The closed watertight door separating him from the Jammal’s main compartment, Salem sat, and the eldest of his Hamas-trained warriors, a man in his mid-twenties named Adad Hamdan, stared at him with eyes that had seen nothing but misery and disadvantage.
“Two atmospheres?” Hamdan asked.
“Yes, and remember to equalize before we go out.”
“I remember the training.”
Salem’s ears popped, and he grabbed his nose and blew. He then reached for the straps to a SCUBA tank that rested in his seat’s webbing behind him. He pulled them tight and extended his hands overhead for his mask and mouthpiece.
Sealing the mask over his face, he breathed from the tank. He then let the mouthpiece fall to his chest and lifted the mask atop his head.
“Mine’s good,” he said.
“Mine, too,” Hamdan said. “We’re at two atmospheres.”

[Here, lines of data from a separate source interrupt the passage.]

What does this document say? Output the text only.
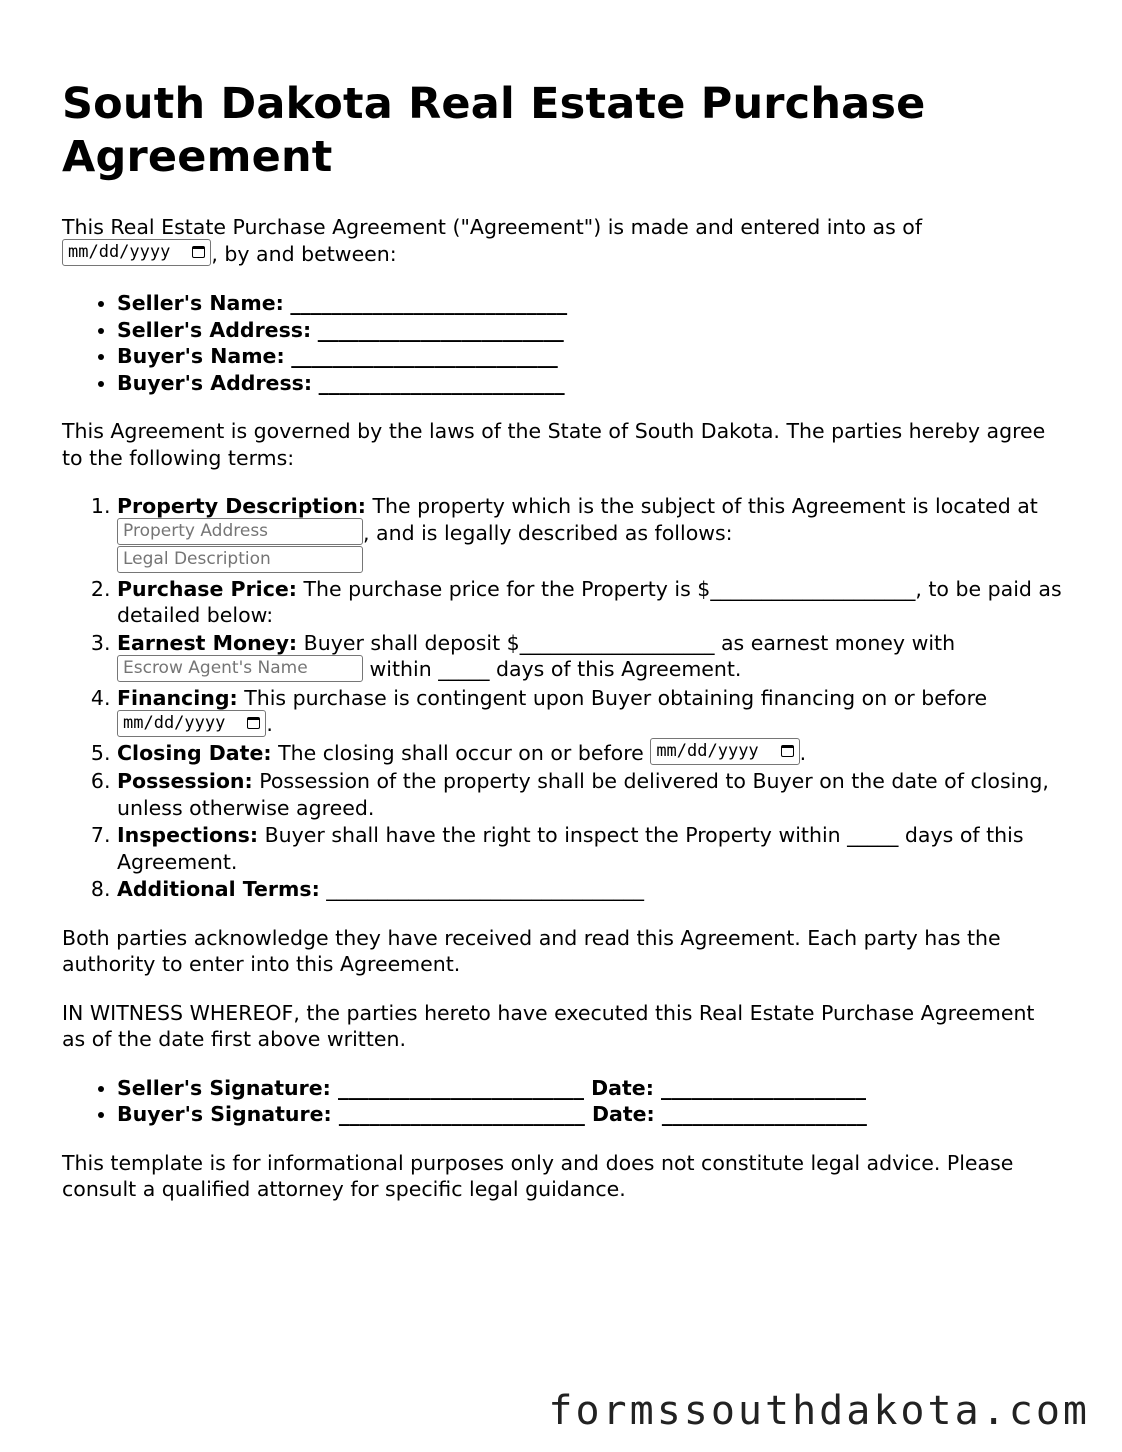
South Dakota Real Estate Purchase Agreement

This Real Estate Purchase Agreement ("Agreement") is made and entered into as of
mm/dd/yyyy , by and between:

• Seller's Name: ___________________________
• Seller's Address: ________________________
• Buyer's Name: __________________________
• Buyer's Address: ________________________

This Agreement is governed by the laws of the State of South Dakota. The parties hereby agree to the following terms:

1. Property Description: The property which is the subject of this Agreement is located at Property Address	, and is legally described as follows:
Legal Description
2. Purchase Price: The purchase price for the Property is $____________________, to be paid as detailed below:
3. Earnest Money: Buyer shall deposit $___________________ as earnest money with Escrow Agent's Name	within _____ days of this Agreement.
4. Financing: This purchase is contingent upon Buyer obtaining financing on or before mm/dd/yyyy .
5. Closing Date: The closing shall occur on or before mm/dd/yyyy .
6. Possession: Possession of the property shall be delivered to Buyer on the date of closing, unless otherwise agreed.
7. Inspections: Buyer shall have the right to inspect the Property within _____ days of this Agreement.
8. Additional Terms: _______________________________

Both parties acknowledge they have received and read this Agreement. Each party has the authority to enter into this Agreement.

IN WITNESS WHEREOF, the parties hereto have executed this Real Estate Purchase Agreement as of the date first above written.

• Seller's Signature: ________________________ Date: ____________________
• Buyer's Signature: ________________________ Date: ____________________

This template is for informational purposes only and does not constitute legal advice. Please consult a qualified attorney for specific legal guidance.

formssouthdakota.com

Salem pulled a console to his lap and energized it.
“Who designed this?” Hamdan asked.
“Yousif.”
Salem nodded to the bulkhead.
“The sound-powered phone,” he said.
Hamdan slipped a headset over his ears, lifted a microphone to his mouth, spoke, and nodded.
“Ask Asad to open the port hull’s rear door.”
Moments later, he heard a clink and creak.
“They’ll hear that!” Hamdan said.
“That’s acceptable. We want them to think they’re running into a fishing net anyway.”
The computer console in Salem’s lap consumed his attention. He saw the world through the camera of the remotely operated vehicle drifting out the back of the uninhabited port hull of the Jammal.
Assisted by two spotlights, the ROV saw nothing in the deep blackness. But Salem knew where to drive it and tapped keys that commanded it upward.